The specialist equipment can install 700 metres of cables in a day, which is 20 times faster than traditiona­l excavation methods. It’s also using a Georipper, a powerful digging tool that cuts narrow trenches across soft ground such as fields.

In addition, Openreach has installed remote fibre nodes into existing roadside cabinets to ‘piggyback’ on the existing network, greatly extending the number of premises that can be connected via full-fibre cables.

The work is part of a plan to bring full-fibre to 50,000 premises in 13 villages. Research from Thinkbroad­band ( www. thinkbroad­band.com) shows that the project, which began in October, has already provided full-fibre residents in Kentford in west Suffolk, and West Calder in Lothian.

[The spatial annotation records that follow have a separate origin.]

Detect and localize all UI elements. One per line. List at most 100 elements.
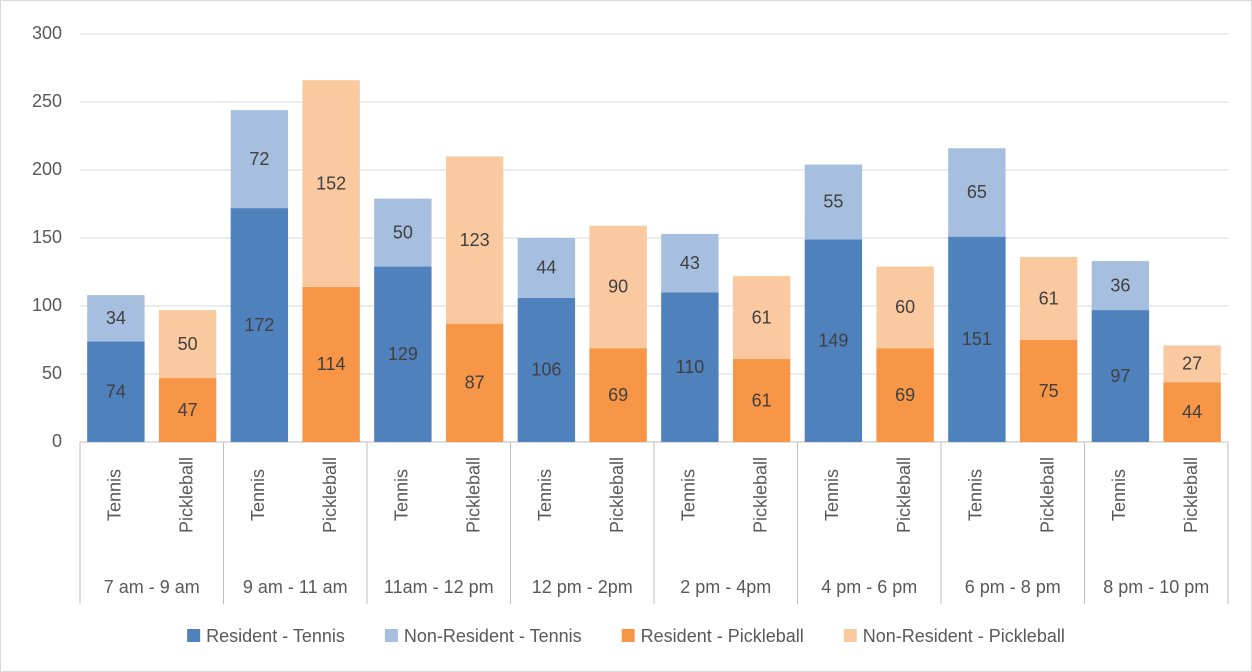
bar-segment bbox=[732, 359, 791, 442]
x-tick-label: Tennis bbox=[392, 469, 412, 521]
data-label: 87 bbox=[465, 373, 485, 393]
x-tick-label: Pickleball bbox=[1037, 457, 1057, 533]
bar-segment bbox=[804, 239, 863, 442]
group-label: 12 pm - 2pm bbox=[532, 577, 633, 597]
group-label: 8 pm - 10 pm bbox=[1103, 577, 1209, 597]
data-label: 50 bbox=[393, 222, 413, 242]
bar-segment bbox=[230, 208, 289, 442]
legend-label: Resident - Pickleball bbox=[641, 626, 804, 646]
bar-segment bbox=[517, 238, 576, 298]
x-tick-label: Tennis bbox=[1109, 469, 1129, 521]
legend-label: Resident - Tennis bbox=[206, 626, 345, 646]
bar-segment bbox=[661, 292, 719, 442]
data-label: 69 bbox=[895, 385, 915, 405]
data-label: 44 bbox=[536, 258, 556, 278]
y-tick-label: 0 bbox=[52, 431, 62, 451]
group-label: 6 pm - 8 pm bbox=[965, 577, 1061, 597]
bar-segment bbox=[804, 164, 863, 240]
data-label: 61 bbox=[752, 390, 772, 410]
x-tick-label: Tennis bbox=[966, 469, 986, 521]
data-label: 149 bbox=[818, 330, 848, 350]
data-label: 50 bbox=[178, 334, 198, 354]
x-tick-label: Pickleball bbox=[320, 457, 340, 533]
x-tick-label: Tennis bbox=[679, 469, 699, 521]
group-label: 9 am - 11 am bbox=[243, 577, 348, 597]
data-label: 97 bbox=[1110, 366, 1130, 386]
bar-segment bbox=[589, 225, 647, 349]
data-label: 60 bbox=[895, 297, 915, 317]
legend-swatch bbox=[384, 629, 398, 642]
x-tick-label: Pickleball bbox=[750, 457, 770, 533]
x-tick-label: Tennis bbox=[105, 469, 125, 521]
legend-label: Non-Resident - Pickleball bbox=[863, 626, 1065, 646]
y-tick-label: 200 bbox=[32, 159, 62, 179]
data-label: 34 bbox=[106, 308, 126, 328]
bar-segment bbox=[158, 378, 217, 442]
data-label: 114 bbox=[317, 354, 346, 374]
y-tick-label: 300 bbox=[32, 23, 62, 43]
data-label: 152 bbox=[316, 173, 346, 193]
data-label: 44 bbox=[1182, 402, 1202, 422]
bar-segment bbox=[876, 348, 934, 442]
bar-segment bbox=[445, 156, 504, 324]
legend-label: Non-Resident - Tennis bbox=[404, 626, 582, 646]
x-tick-label: Pickleball bbox=[176, 457, 196, 533]
group-label: 11am - 12 pm bbox=[384, 577, 494, 597]
y-tick-label: 50 bbox=[42, 363, 62, 383]
group-label: 4 pm - 6 pm bbox=[821, 577, 917, 597]
x-tick-label: Pickleball bbox=[1181, 457, 1201, 533]
data-label: 74 bbox=[106, 381, 126, 401]
bar-segment bbox=[87, 341, 145, 442]
x-tick-label: Pickleball bbox=[607, 457, 627, 533]
data-label: 69 bbox=[608, 385, 628, 405]
bar-segment bbox=[1091, 310, 1150, 442]
data-label: 61 bbox=[752, 307, 772, 327]
x-tick-label: Pickleball bbox=[463, 457, 483, 533]
bar-segment bbox=[1163, 382, 1221, 442]
bar-segment bbox=[445, 323, 504, 442]
data-label: 123 bbox=[460, 230, 490, 250]
bar-segment bbox=[1091, 261, 1150, 311]
bar-segment bbox=[374, 266, 432, 442]
bar-segment bbox=[1019, 340, 1078, 442]
data-label: 61 bbox=[1039, 288, 1059, 308]
legend-swatch bbox=[187, 629, 201, 642]
group-label: 2 pm - 4pm bbox=[680, 577, 771, 597]
data-label: 65 bbox=[967, 182, 987, 202]
data-label: 90 bbox=[608, 277, 628, 297]
y-tick-label: 100 bbox=[32, 295, 62, 315]
bar-segment bbox=[661, 233, 719, 293]
data-label: 27 bbox=[1182, 354, 1202, 374]
bar-segment bbox=[589, 348, 647, 442]
group-label: 7 am - 9 am bbox=[104, 577, 200, 597]
bar-segment bbox=[1163, 345, 1221, 383]
bar-segment bbox=[374, 198, 432, 267]
bar-segment bbox=[87, 295, 145, 342]
data-label: 106 bbox=[531, 360, 561, 380]
data-label: 43 bbox=[680, 253, 700, 273]
x-tick-label: Tennis bbox=[248, 469, 268, 521]
bar-segment bbox=[302, 80, 360, 287]
bar-segment bbox=[517, 297, 576, 442]
bar-segment bbox=[948, 236, 1006, 442]
data-label: 129 bbox=[388, 344, 418, 364]
x-tick-label: Tennis bbox=[822, 469, 842, 521]
bar-segment bbox=[158, 310, 217, 379]
data-label: 110 bbox=[676, 357, 705, 377]
data-label: 172 bbox=[244, 315, 274, 335]
bar-segment bbox=[876, 266, 934, 349]
x-tick-label: Tennis bbox=[535, 469, 555, 521]
bar-segment bbox=[230, 110, 289, 209]
x-tick-label: Pickleball bbox=[894, 457, 914, 533]
y-tick-label: 250 bbox=[32, 91, 62, 111]
data-label: 72 bbox=[249, 149, 269, 169]
bar-segment bbox=[302, 286, 360, 442]
data-label: 47 bbox=[178, 400, 198, 420]
data-label: 151 bbox=[962, 329, 992, 349]
data-label: 55 bbox=[823, 192, 843, 212]
data-label: 36 bbox=[1110, 275, 1130, 295]
legend-swatch bbox=[621, 629, 635, 642]
data-label: 75 bbox=[1039, 381, 1059, 401]
legend-swatch bbox=[843, 629, 857, 642]
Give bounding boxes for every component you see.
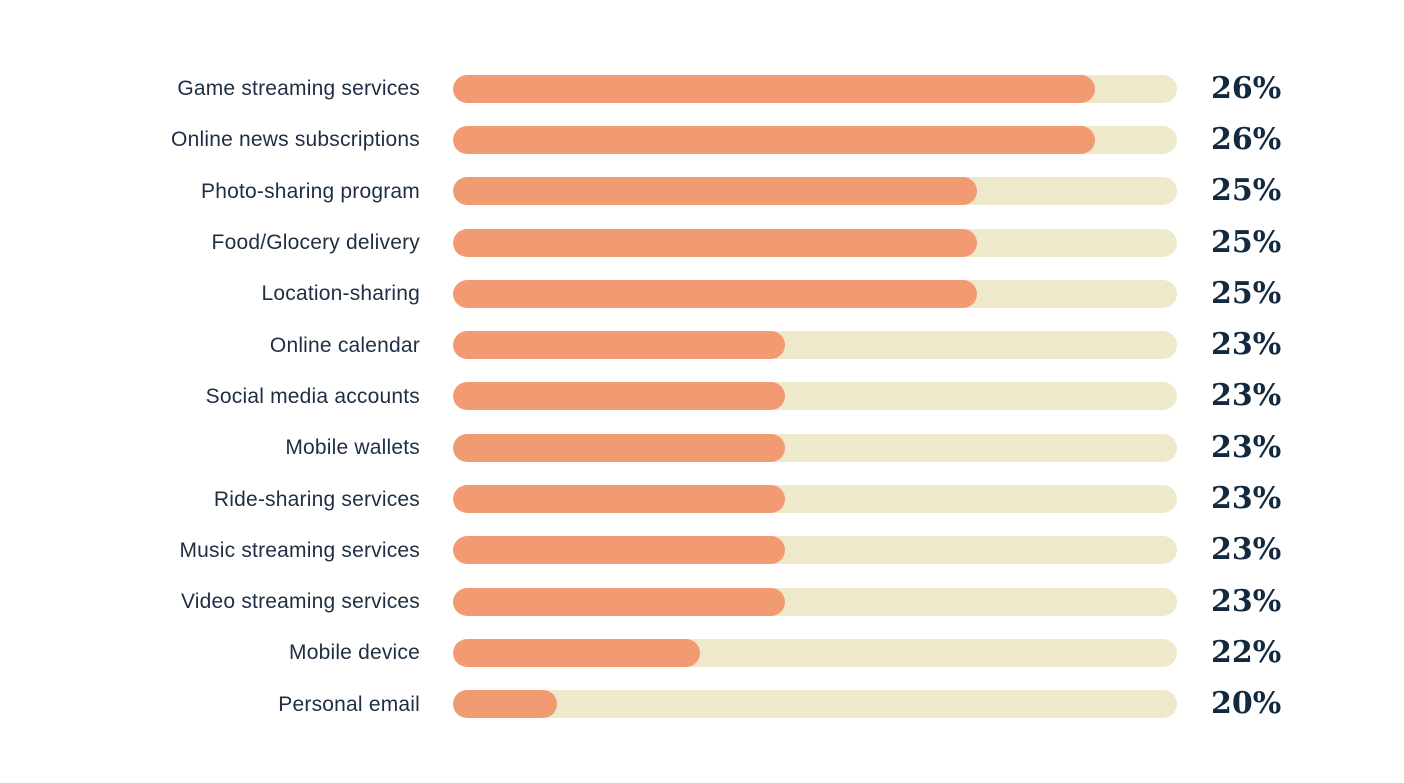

Work appears to have started in Cranfield, Flockton, Lundin Links, Mickle Trafford, Okehampton, Seal and Tarporley. The remaining four areas due to get full-fibre are Hesketh Bank, Lingfield, Ottery St Mary and Parbold.

Openreach said the locations were chosen to represent a broad number of areas in the UK. It hopes to connect more than half of customers by the end of March 2020.

The company added that the trials will help it work out the “technical challenges” it faces in delivering broadband to rural areas throughout the country. Its target is to reach four million premises by March 2021, and then 15 million by around 2025.